Réflexe ancien, réflexe d'espion, il renforça immédiatement ses barrières mentales.

Ce ne pouvait pas…

- Je dois reconnaître que j'ai toujours eu le don de séduire les gens dont j'avais besoin alors la fillette m'a ouvert son âme à travers ce journal. Et c'est tout ce qu'il me fallait.

- Harry… recule…

- Comme c'est touchant ! cracha le jeune homme d'un air dégoûté. Alors comme ça tu as changé de camp ?

Le souffle coupé, le maître des potions tenta de ne pas laisser la peur panique se répandre dans ses veines. Quelque chose clochait. Comment était-ce possible ? En un rien de temps, ne cherchant plus à comprendre le pourquoi du comment, Severus compartimenta son esprit. Les questions et explications viendraient plus tard. Dissociant son esprit de son corps, Severus redressa son dos, leva le menton, définitivement prêt à passer à l'attaque. Cela faisait dix ans qu'il n'était plus dans les rangs des combattants mais les rouages dans son esprit se réenclenchaient comme s'ils avaient toujours été prêts.

- Oh oui… Tu as compris… Severus.

- Qu'est-ce qu'il raconte ? beugla Weasley qui tentait de prendre sa sœur dans ses bras pour fuir Merlin ne savait où.

- Harry, recule, répéta Severus.
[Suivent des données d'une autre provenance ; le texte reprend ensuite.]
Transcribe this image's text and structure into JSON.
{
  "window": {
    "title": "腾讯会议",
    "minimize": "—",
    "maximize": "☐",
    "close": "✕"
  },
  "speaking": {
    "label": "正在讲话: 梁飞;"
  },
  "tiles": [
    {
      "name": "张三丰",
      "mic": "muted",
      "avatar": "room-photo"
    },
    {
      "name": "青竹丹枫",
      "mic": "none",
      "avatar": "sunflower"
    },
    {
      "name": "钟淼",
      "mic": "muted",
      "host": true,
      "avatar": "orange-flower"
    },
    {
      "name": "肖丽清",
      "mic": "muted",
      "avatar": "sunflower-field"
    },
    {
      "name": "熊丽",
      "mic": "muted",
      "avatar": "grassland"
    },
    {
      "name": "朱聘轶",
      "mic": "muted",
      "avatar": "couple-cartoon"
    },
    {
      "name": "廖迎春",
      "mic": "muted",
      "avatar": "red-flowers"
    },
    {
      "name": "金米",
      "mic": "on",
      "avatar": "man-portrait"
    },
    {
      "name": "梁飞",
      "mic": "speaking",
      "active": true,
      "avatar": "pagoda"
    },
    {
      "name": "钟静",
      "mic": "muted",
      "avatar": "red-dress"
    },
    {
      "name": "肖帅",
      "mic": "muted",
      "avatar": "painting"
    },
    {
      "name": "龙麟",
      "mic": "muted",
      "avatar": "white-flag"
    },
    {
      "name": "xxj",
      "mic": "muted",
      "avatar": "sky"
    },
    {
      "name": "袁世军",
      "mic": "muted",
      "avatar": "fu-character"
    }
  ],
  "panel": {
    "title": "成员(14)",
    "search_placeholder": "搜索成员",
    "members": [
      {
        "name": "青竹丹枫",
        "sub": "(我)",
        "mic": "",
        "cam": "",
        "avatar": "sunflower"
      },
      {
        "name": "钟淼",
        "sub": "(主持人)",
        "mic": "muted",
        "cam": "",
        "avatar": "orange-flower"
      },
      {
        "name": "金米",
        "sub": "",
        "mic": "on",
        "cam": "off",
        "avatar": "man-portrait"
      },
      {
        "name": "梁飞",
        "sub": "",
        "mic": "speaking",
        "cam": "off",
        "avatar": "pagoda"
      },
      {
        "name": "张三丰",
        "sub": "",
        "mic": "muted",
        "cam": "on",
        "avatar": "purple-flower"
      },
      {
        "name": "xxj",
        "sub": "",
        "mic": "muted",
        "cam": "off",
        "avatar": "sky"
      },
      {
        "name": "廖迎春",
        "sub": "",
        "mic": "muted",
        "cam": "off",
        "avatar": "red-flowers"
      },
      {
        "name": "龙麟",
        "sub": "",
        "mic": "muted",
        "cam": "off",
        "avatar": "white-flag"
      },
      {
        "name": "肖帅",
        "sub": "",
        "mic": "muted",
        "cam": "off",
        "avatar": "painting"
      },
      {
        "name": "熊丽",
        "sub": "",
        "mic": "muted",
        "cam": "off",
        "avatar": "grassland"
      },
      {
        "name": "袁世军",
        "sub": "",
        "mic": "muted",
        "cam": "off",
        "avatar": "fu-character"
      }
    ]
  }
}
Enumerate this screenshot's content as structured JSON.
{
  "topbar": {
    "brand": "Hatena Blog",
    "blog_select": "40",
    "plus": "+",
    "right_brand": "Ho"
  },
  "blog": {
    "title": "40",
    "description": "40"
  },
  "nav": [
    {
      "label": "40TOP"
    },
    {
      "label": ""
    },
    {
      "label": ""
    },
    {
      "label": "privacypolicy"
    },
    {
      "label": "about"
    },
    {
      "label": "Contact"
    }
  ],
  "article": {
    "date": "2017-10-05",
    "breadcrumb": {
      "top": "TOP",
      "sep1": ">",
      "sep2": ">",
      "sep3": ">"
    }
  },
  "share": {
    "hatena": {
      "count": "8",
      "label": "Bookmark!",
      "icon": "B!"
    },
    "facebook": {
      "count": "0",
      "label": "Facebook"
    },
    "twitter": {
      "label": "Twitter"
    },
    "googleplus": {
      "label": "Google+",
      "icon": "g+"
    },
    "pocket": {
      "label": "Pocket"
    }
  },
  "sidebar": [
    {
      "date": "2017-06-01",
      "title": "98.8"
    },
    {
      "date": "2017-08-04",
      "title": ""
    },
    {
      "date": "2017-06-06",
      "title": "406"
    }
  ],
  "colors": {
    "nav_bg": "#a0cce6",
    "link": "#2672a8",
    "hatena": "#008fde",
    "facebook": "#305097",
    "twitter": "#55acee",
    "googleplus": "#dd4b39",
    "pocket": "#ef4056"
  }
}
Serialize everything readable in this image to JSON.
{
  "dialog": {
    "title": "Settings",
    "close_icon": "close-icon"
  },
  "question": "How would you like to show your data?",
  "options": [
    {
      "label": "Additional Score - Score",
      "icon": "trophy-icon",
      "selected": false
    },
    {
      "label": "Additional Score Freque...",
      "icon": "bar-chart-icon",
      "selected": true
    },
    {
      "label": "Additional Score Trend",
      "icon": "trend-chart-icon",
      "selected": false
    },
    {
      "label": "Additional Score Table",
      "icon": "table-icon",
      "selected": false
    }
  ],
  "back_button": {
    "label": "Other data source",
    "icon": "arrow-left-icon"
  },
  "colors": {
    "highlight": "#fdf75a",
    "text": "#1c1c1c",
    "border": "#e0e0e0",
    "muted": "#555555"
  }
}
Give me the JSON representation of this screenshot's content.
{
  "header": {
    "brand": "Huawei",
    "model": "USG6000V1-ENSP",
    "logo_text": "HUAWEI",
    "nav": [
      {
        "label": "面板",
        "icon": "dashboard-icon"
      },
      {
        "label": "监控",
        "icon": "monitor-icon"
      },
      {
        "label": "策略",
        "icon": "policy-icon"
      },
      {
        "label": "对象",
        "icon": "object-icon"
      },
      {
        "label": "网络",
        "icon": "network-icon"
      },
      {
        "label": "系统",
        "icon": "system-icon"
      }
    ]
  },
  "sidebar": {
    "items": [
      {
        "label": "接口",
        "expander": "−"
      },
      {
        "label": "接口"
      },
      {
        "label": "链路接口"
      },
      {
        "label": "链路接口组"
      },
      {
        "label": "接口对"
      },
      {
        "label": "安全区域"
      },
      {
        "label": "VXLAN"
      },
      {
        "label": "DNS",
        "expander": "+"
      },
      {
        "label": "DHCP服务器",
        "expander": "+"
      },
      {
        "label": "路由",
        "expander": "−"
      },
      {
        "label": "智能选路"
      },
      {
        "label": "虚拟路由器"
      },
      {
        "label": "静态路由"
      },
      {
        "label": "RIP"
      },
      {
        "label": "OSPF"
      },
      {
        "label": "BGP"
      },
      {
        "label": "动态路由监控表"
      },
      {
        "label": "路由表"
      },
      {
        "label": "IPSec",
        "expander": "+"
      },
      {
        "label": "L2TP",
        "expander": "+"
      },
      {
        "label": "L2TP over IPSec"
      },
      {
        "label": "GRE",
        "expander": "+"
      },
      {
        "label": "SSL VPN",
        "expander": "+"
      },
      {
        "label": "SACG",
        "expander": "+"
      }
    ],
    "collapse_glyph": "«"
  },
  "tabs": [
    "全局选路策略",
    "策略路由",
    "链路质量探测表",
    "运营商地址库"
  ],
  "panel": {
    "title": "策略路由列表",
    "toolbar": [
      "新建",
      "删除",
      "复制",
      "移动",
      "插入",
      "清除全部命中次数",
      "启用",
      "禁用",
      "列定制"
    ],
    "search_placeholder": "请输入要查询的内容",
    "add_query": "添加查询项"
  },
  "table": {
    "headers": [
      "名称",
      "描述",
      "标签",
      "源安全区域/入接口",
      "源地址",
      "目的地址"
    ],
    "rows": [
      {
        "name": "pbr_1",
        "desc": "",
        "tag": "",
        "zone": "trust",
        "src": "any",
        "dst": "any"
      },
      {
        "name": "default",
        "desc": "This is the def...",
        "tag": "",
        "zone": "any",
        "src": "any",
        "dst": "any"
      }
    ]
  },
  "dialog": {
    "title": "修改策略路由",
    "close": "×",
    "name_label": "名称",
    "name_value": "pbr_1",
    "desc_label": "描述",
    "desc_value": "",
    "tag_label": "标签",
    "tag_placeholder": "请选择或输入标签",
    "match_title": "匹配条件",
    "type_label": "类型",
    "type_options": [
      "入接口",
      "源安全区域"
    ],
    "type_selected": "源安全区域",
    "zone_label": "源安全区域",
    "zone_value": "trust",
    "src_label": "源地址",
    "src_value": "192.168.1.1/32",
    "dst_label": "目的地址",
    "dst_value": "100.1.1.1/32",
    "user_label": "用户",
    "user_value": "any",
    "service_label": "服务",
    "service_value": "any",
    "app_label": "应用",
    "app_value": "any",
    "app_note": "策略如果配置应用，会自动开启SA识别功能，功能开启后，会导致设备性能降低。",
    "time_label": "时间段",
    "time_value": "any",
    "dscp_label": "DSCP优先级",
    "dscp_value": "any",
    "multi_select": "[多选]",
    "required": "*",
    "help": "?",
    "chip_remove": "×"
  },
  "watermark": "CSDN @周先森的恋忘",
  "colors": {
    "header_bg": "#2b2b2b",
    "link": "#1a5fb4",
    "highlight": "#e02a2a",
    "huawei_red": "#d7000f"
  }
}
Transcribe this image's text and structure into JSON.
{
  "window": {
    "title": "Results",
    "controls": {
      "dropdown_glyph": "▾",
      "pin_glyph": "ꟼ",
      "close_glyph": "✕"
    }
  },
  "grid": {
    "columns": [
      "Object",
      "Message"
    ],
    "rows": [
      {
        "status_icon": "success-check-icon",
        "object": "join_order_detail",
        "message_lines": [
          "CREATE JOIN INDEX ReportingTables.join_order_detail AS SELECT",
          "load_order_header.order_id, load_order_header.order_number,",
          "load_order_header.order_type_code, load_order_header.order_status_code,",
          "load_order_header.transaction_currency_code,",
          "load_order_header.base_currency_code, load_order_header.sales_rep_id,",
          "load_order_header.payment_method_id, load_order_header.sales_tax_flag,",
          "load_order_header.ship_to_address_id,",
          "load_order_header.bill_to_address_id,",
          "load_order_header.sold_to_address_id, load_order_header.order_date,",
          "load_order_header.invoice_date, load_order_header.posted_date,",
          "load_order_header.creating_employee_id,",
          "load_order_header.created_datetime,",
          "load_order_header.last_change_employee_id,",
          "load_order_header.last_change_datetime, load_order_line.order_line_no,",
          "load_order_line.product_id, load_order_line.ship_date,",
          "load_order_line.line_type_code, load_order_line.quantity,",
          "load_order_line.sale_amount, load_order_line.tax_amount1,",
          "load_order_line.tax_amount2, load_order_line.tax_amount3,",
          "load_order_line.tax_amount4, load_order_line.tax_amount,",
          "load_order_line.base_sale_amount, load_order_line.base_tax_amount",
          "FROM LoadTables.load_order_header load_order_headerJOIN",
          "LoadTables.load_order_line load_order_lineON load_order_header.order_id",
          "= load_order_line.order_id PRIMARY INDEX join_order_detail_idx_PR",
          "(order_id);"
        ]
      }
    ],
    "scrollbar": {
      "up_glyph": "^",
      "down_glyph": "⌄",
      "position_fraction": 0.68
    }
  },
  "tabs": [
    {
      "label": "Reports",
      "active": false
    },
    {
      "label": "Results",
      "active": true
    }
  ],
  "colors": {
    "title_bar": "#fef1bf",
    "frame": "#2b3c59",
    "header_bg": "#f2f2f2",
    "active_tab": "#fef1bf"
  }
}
Fais ce que je te demande.

Le jeune homme observait la scène avec un certain amusement tel un chat jouant pendant de longues minutes avec une souris avant de la dévorer. Ils étaient pris au piège.

La douleur dans son bras gauche était-elle réelle ou dans sa tête ?

Par quel moyen le Seigneur des Ténèbres s'était retrouvé en version adolescent lui échappait totalement. Mais c'était une magie sombre et la moindre faiblesse serait exploitée.

- Oh je vois que tu as compris mon cher serviteur… Mais l'es-tu encore ? Oh non ne réponds pas, nous aurons tout le loisir de le savoir une fois que j'aurais aspiré l'âme de la gosse. Me ferais-tu l'honneur d'expliquer à ce gamin sans cervelle ? Dire que c'est lui qui a vaincu le plus grand mage noir de tous les temps…

Severus posa une main sur l'épaule de Potter qui s'apprêtait à répliquer, toujours aussi effronté.

- Il a ensorcelé Ginny Weasley pour qu'elle ouvre la Chambre des Secrets et qu'elle fomente les attaques. Elle n'avait pas conscience de ce qu'elle faisait, ajouta-le maître des potions lorsqu'il vit le gamin ouvrir la bouche.

- C'était très amusant ! jugea utile de préciser cet espèce de souvenirs mi-humain, mi fantôme. Il fallait voir lorsqu'elle a commencé à paniquer. Cher Tom, récita-t-il en balayant l'assemblée du regard mais en s'arrêtant sur chacun d'eux, je crois que je suis en train de perdre la mémoire. Je ne comprends pas ce qu'il m'arrive. Je me réveille à des endroits sans me souvenir d'y être allée. Il y a des plumes de coq sur ma robe, je ne sais pas d'où ça vient. Cher Tom, je ne me souviens plus de ce que j'ai fait à Halloween mais un chat s'est fait attaqué et j'ai de la peinture sur moi. Cher Tom, Percy n'arrête pas de me tourner autour, je crois qu'il me soupçonne… Il y a eu une autre agression et je ne me rappelle de rien encore une fois. Tom qu'est-ce que je dois faire ? Dois-je en parler à mes parents ? J'ai peur de devenir folle et de finir à Ste Mangouste…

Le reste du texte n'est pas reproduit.